In total, it collected about 120 grams of material, approximately the weight of a soap pill and twice the amount required by the mission.
The valuable samples were distributed and lent themselves to researchers around the world for analysis. Among them, Sara Russell, cosmic mineralogist of the Natural History Museum of London and the main co -author of one of the articles together with McCoy, reports a statement from Smithsonian.
Unique minerals: differences between terrestrial and spatial salmueras
Scientists discovered eleven minerals in total that probably existed in an environment similar to brine in Bennu’s body.
The asteroid brine differs from terrestrials by its mineral composition. For example, Bennu samples are rich in phosphorus, which abounds in meteorites and is relatively scarce on earth.
The samples also lack a large extent of Boro, a common element in the hypersaline lakes of the earth, but extremely rare in meteorites.
Extraterrestrial salmuelas: similarities with Ceres and Encela
The researchers affirm that there are likely to be similar salmueras in other extraterrestrial bodies, such as the Dwarf Ceres and the icy moon of Enced Saturn, where the spacecraft have detected sodium carbonate.
Although Bennu’s salmuelas contain an interesting set of minerals and elements, it is not yet clear if the local environment was adequate to transform these ingredients into organic structures of great complexity.
“Now we know that we have the basic components to advance through this way to life, but we do not know to what extent this environment could allow things to progress,” says McCoy.
Amino acids and nitrogen bases: basic components of life
The second study offers more information about Bennu’s composition. This work describes multiple amino acids protein builders in the samples.

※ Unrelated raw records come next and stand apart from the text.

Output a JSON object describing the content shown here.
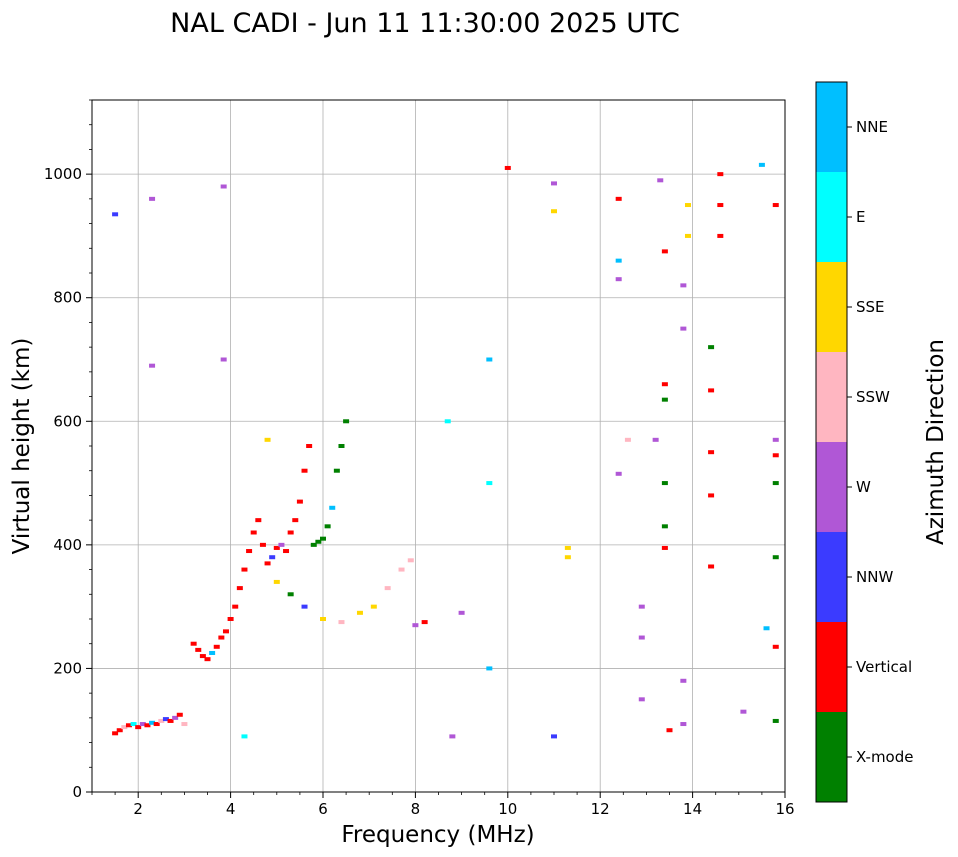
{
  "chart_data": {
    "type": "scatter",
    "title": "NAL CADI - Jun 11 11:30:00 2025 UTC",
    "xlabel": "Frequency (MHz)",
    "ylabel": "Virtual height (km)",
    "xlim": [
      1,
      16
    ],
    "ylim": [
      0,
      1120
    ],
    "xticks": [
      2,
      4,
      6,
      8,
      10,
      12,
      14,
      16
    ],
    "yticks": [
      0,
      200,
      400,
      600,
      800,
      1000
    ],
    "grid": true,
    "colorbar": {
      "label": "Azimuth Direction",
      "categories": [
        {
          "name": "X-mode",
          "color": "#008000"
        },
        {
          "name": "Vertical",
          "color": "#ff0000"
        },
        {
          "name": "NNW",
          "color": "#3b3bff"
        },
        {
          "name": "W",
          "color": "#b057d6"
        },
        {
          "name": "SSW",
          "color": "#ffb6c1"
        },
        {
          "name": "SSE",
          "color": "#ffd700"
        },
        {
          "name": "E",
          "color": "#00ffff"
        },
        {
          "name": "NNE",
          "color": "#00bfff"
        }
      ]
    },
    "points": [
      {
        "f": 1.5,
        "h": 95,
        "c": "Vertical"
      },
      {
        "f": 1.6,
        "h": 100,
        "c": "Vertical"
      },
      {
        "f": 1.7,
        "h": 105,
        "c": "SSW"
      },
      {
        "f": 1.8,
        "h": 108,
        "c": "Vertical"
      },
      {
        "f": 1.9,
        "h": 110,
        "c": "E"
      },
      {
        "f": 2.0,
        "h": 105,
        "c": "Vertical"
      },
      {
        "f": 2.1,
        "h": 110,
        "c": "W"
      },
      {
        "f": 2.2,
        "h": 108,
        "c": "Vertical"
      },
      {
        "f": 2.3,
        "h": 112,
        "c": "NNE"
      },
      {
        "f": 2.4,
        "h": 110,
        "c": "Vertical"
      },
      {
        "f": 2.5,
        "h": 115,
        "c": "SSW"
      },
      {
        "f": 2.6,
        "h": 118,
        "c": "NNW"
      },
      {
        "f": 2.7,
        "h": 115,
        "c": "Vertical"
      },
      {
        "f": 2.8,
        "h": 120,
        "c": "W"
      },
      {
        "f": 2.9,
        "h": 125,
        "c": "Vertical"
      },
      {
        "f": 3.0,
        "h": 110,
        "c": "SSW"
      },
      {
        "f": 3.2,
        "h": 240,
        "c": "Vertical"
      },
      {
        "f": 3.3,
        "h": 230,
        "c": "Vertical"
      },
      {
        "f": 3.4,
        "h": 220,
        "c": "Vertical"
      },
      {
        "f": 3.5,
        "h": 215,
        "c": "Vertical"
      },
      {
        "f": 3.6,
        "h": 225,
        "c": "NNE"
      },
      {
        "f": 3.7,
        "h": 235,
        "c": "Vertical"
      },
      {
        "f": 3.8,
        "h": 250,
        "c": "Vertical"
      },
      {
        "f": 3.9,
        "h": 260,
        "c": "Vertical"
      },
      {
        "f": 4.0,
        "h": 280,
        "c": "Vertical"
      },
      {
        "f": 4.1,
        "h": 300,
        "c": "Vertical"
      },
      {
        "f": 4.2,
        "h": 330,
        "c": "Vertical"
      },
      {
        "f": 4.3,
        "h": 360,
        "c": "Vertical"
      },
      {
        "f": 4.4,
        "h": 390,
        "c": "Vertical"
      },
      {
        "f": 4.5,
        "h": 420,
        "c": "Vertical"
      },
      {
        "f": 4.6,
        "h": 440,
        "c": "Vertical"
      },
      {
        "f": 4.7,
        "h": 400,
        "c": "Vertical"
      },
      {
        "f": 4.8,
        "h": 370,
        "c": "Vertical"
      },
      {
        "f": 4.9,
        "h": 380,
        "c": "NNW"
      },
      {
        "f": 5.0,
        "h": 395,
        "c": "Vertical"
      },
      {
        "f": 5.1,
        "h": 400,
        "c": "W"
      },
      {
        "f": 5.2,
        "h": 390,
        "c": "Vertical"
      },
      {
        "f": 5.3,
        "h": 420,
        "c": "Vertical"
      },
      {
        "f": 5.4,
        "h": 440,
        "c": "Vertical"
      },
      {
        "f": 5.5,
        "h": 470,
        "c": "Vertical"
      },
      {
        "f": 5.6,
        "h": 520,
        "c": "Vertical"
      },
      {
        "f": 5.7,
        "h": 560,
        "c": "Vertical"
      },
      {
        "f": 5.8,
        "h": 400,
        "c": "X-mode"
      },
      {
        "f": 5.9,
        "h": 405,
        "c": "X-mode"
      },
      {
        "f": 6.0,
        "h": 410,
        "c": "X-mode"
      },
      {
        "f": 6.1,
        "h": 430,
        "c": "X-mode"
      },
      {
        "f": 6.2,
        "h": 460,
        "c": "NNE"
      },
      {
        "f": 6.3,
        "h": 520,
        "c": "X-mode"
      },
      {
        "f": 6.4,
        "h": 560,
        "c": "X-mode"
      },
      {
        "f": 6.5,
        "h": 600,
        "c": "X-mode"
      },
      {
        "f": 5.0,
        "h": 340,
        "c": "SSE"
      },
      {
        "f": 5.3,
        "h": 320,
        "c": "X-mode"
      },
      {
        "f": 5.6,
        "h": 300,
        "c": "NNW"
      },
      {
        "f": 6.0,
        "h": 280,
        "c": "SSE"
      },
      {
        "f": 6.4,
        "h": 275,
        "c": "SSW"
      },
      {
        "f": 6.8,
        "h": 290,
        "c": "SSE"
      },
      {
        "f": 7.1,
        "h": 300,
        "c": "SSE"
      },
      {
        "f": 7.4,
        "h": 330,
        "c": "SSW"
      },
      {
        "f": 7.7,
        "h": 360,
        "c": "SSW"
      },
      {
        "f": 7.9,
        "h": 375,
        "c": "SSW"
      },
      {
        "f": 8.0,
        "h": 270,
        "c": "W"
      },
      {
        "f": 8.2,
        "h": 275,
        "c": "Vertical"
      },
      {
        "f": 4.8,
        "h": 570,
        "c": "SSE"
      },
      {
        "f": 2.3,
        "h": 960,
        "c": "W"
      },
      {
        "f": 2.3,
        "h": 690,
        "c": "W"
      },
      {
        "f": 3.85,
        "h": 980,
        "c": "W"
      },
      {
        "f": 3.85,
        "h": 700,
        "c": "W"
      },
      {
        "f": 1.5,
        "h": 935,
        "c": "NNW"
      },
      {
        "f": 9.6,
        "h": 700,
        "c": "NNE"
      },
      {
        "f": 9.6,
        "h": 500,
        "c": "E"
      },
      {
        "f": 9.6,
        "h": 200,
        "c": "NNE"
      },
      {
        "f": 10.0,
        "h": 1010,
        "c": "Vertical"
      },
      {
        "f": 12.4,
        "h": 830,
        "c": "W"
      },
      {
        "f": 12.4,
        "h": 860,
        "c": "NNE"
      },
      {
        "f": 12.9,
        "h": 300,
        "c": "W"
      },
      {
        "f": 12.9,
        "h": 250,
        "c": "W"
      },
      {
        "f": 12.9,
        "h": 150,
        "c": "W"
      },
      {
        "f": 13.3,
        "h": 990,
        "c": "W"
      },
      {
        "f": 13.9,
        "h": 950,
        "c": "SSE"
      },
      {
        "f": 13.9,
        "h": 900,
        "c": "SSE"
      },
      {
        "f": 13.8,
        "h": 820,
        "c": "W"
      },
      {
        "f": 13.8,
        "h": 750,
        "c": "W"
      },
      {
        "f": 14.6,
        "h": 1000,
        "c": "Vertical"
      },
      {
        "f": 14.6,
        "h": 950,
        "c": "Vertical"
      },
      {
        "f": 14.6,
        "h": 900,
        "c": "Vertical"
      },
      {
        "f": 14.4,
        "h": 720,
        "c": "X-mode"
      },
      {
        "f": 14.4,
        "h": 650,
        "c": "Vertical"
      },
      {
        "f": 14.4,
        "h": 550,
        "c": "Vertical"
      },
      {
        "f": 14.4,
        "h": 480,
        "c": "Vertical"
      },
      {
        "f": 14.4,
        "h": 365,
        "c": "Vertical"
      },
      {
        "f": 15.1,
        "h": 130,
        "c": "W"
      },
      {
        "f": 15.6,
        "h": 265,
        "c": "NNE"
      },
      {
        "f": 15.8,
        "h": 500,
        "c": "X-mode"
      },
      {
        "f": 15.8,
        "h": 545,
        "c": "Vertical"
      },
      {
        "f": 15.8,
        "h": 570,
        "c": "W"
      },
      {
        "f": 15.8,
        "h": 950,
        "c": "Vertical"
      },
      {
        "f": 15.5,
        "h": 1015,
        "c": "NNE"
      },
      {
        "f": 15.8,
        "h": 380,
        "c": "X-mode"
      },
      {
        "f": 15.8,
        "h": 115,
        "c": "X-mode"
      },
      {
        "f": 15.8,
        "h": 235,
        "c": "Vertical"
      },
      {
        "f": 13.5,
        "h": 100,
        "c": "Vertical"
      },
      {
        "f": 13.8,
        "h": 110,
        "c": "W"
      },
      {
        "f": 13.8,
        "h": 180,
        "c": "W"
      },
      {
        "f": 11.0,
        "h": 90,
        "c": "NNW"
      },
      {
        "f": 8.8,
        "h": 90,
        "c": "W"
      },
      {
        "f": 4.3,
        "h": 90,
        "c": "E"
      },
      {
        "f": 9.0,
        "h": 290,
        "c": "W"
      },
      {
        "f": 8.7,
        "h": 600,
        "c": "E"
      },
      {
        "f": 11.3,
        "h": 380,
        "c": "SSE"
      },
      {
        "f": 11.3,
        "h": 395,
        "c": "SSE"
      },
      {
        "f": 11.0,
        "h": 985,
        "c": "W"
      },
      {
        "f": 11.0,
        "h": 940,
        "c": "SSE"
      },
      {
        "f": 13.4,
        "h": 875,
        "c": "Vertical"
      },
      {
        "f": 13.4,
        "h": 635,
        "c": "X-mode"
      },
      {
        "f": 13.4,
        "h": 660,
        "c": "Vertical"
      },
      {
        "f": 13.2,
        "h": 570,
        "c": "W"
      },
      {
        "f": 13.4,
        "h": 500,
        "c": "X-mode"
      },
      {
        "f": 13.4,
        "h": 430,
        "c": "X-mode"
      },
      {
        "f": 13.4,
        "h": 395,
        "c": "Vertical"
      },
      {
        "f": 12.4,
        "h": 515,
        "c": "W"
      },
      {
        "f": 12.6,
        "h": 570,
        "c": "SSW"
      },
      {
        "f": 12.4,
        "h": 960,
        "c": "Vertical"
      }
    ]
  }
}
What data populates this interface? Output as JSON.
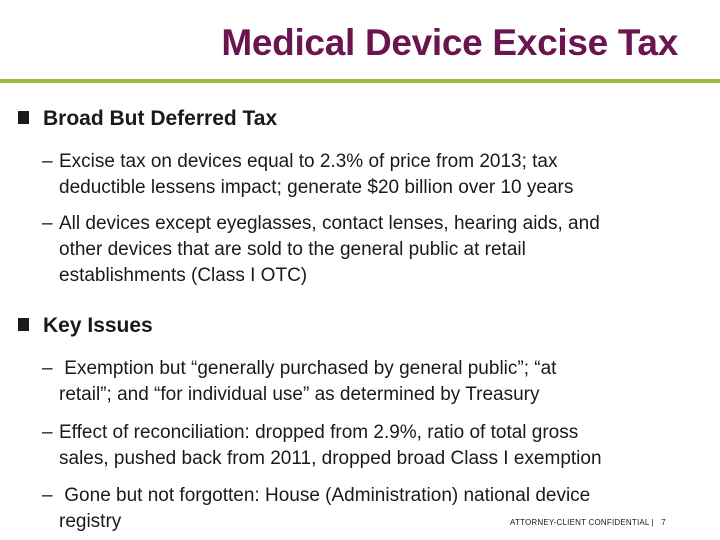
{
  "slide": {
    "title": "Medical Device Excise Tax",
    "accent_color": "#6b1550",
    "rule_color": "#9cbc3c"
  },
  "sections": [
    {
      "heading": "Broad But Deferred Tax",
      "items": [
        {
          "dash": "–",
          "lines": [
            "Excise tax on devices equal to 2.3% of price from 2013; tax",
            "deductible lessens impact; generate $20 billion over 10 years"
          ]
        },
        {
          "dash": "–",
          "lines": [
            "All devices except eyeglasses, contact lenses, hearing aids, and",
            "other devices that are sold to the general public at retail",
            "establishments (Class I OTC)"
          ]
        }
      ]
    },
    {
      "heading": "Key Issues",
      "items": [
        {
          "dash": "–",
          "lines": [
            " Exemption but “generally purchased by general public”; “at",
            "retail”; and “for individual use” as determined by Treasury"
          ]
        },
        {
          "dash": "–",
          "lines": [
            "Effect of reconciliation: dropped from 2.9%, ratio of total gross",
            "sales, pushed back from 2011, dropped broad Class I exemption"
          ]
        },
        {
          "dash": "–",
          "lines": [
            " Gone but not forgotten: House (Administration) national device",
            "registry"
          ]
        }
      ]
    }
  ],
  "footer": {
    "text": "ATTORNEY-CLIENT CONFIDENTIAL |   7"
  }
}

It also reports the discovery of nucleobases (nitrogen bases) that life on Earth uses to store and transmit genetic instructions in more complex terrestrial biological molecules such as DNA and RNA, including how to organize amino acids to form proteins, points a NASA statement.
“The Osiris-Rex mission is already rewriting textbooks about what we understand about the beginnings of our solar system,” summarizes Nicky Fox, an associated administrator in the direction of scientific missions at NASA headquarters in Washington.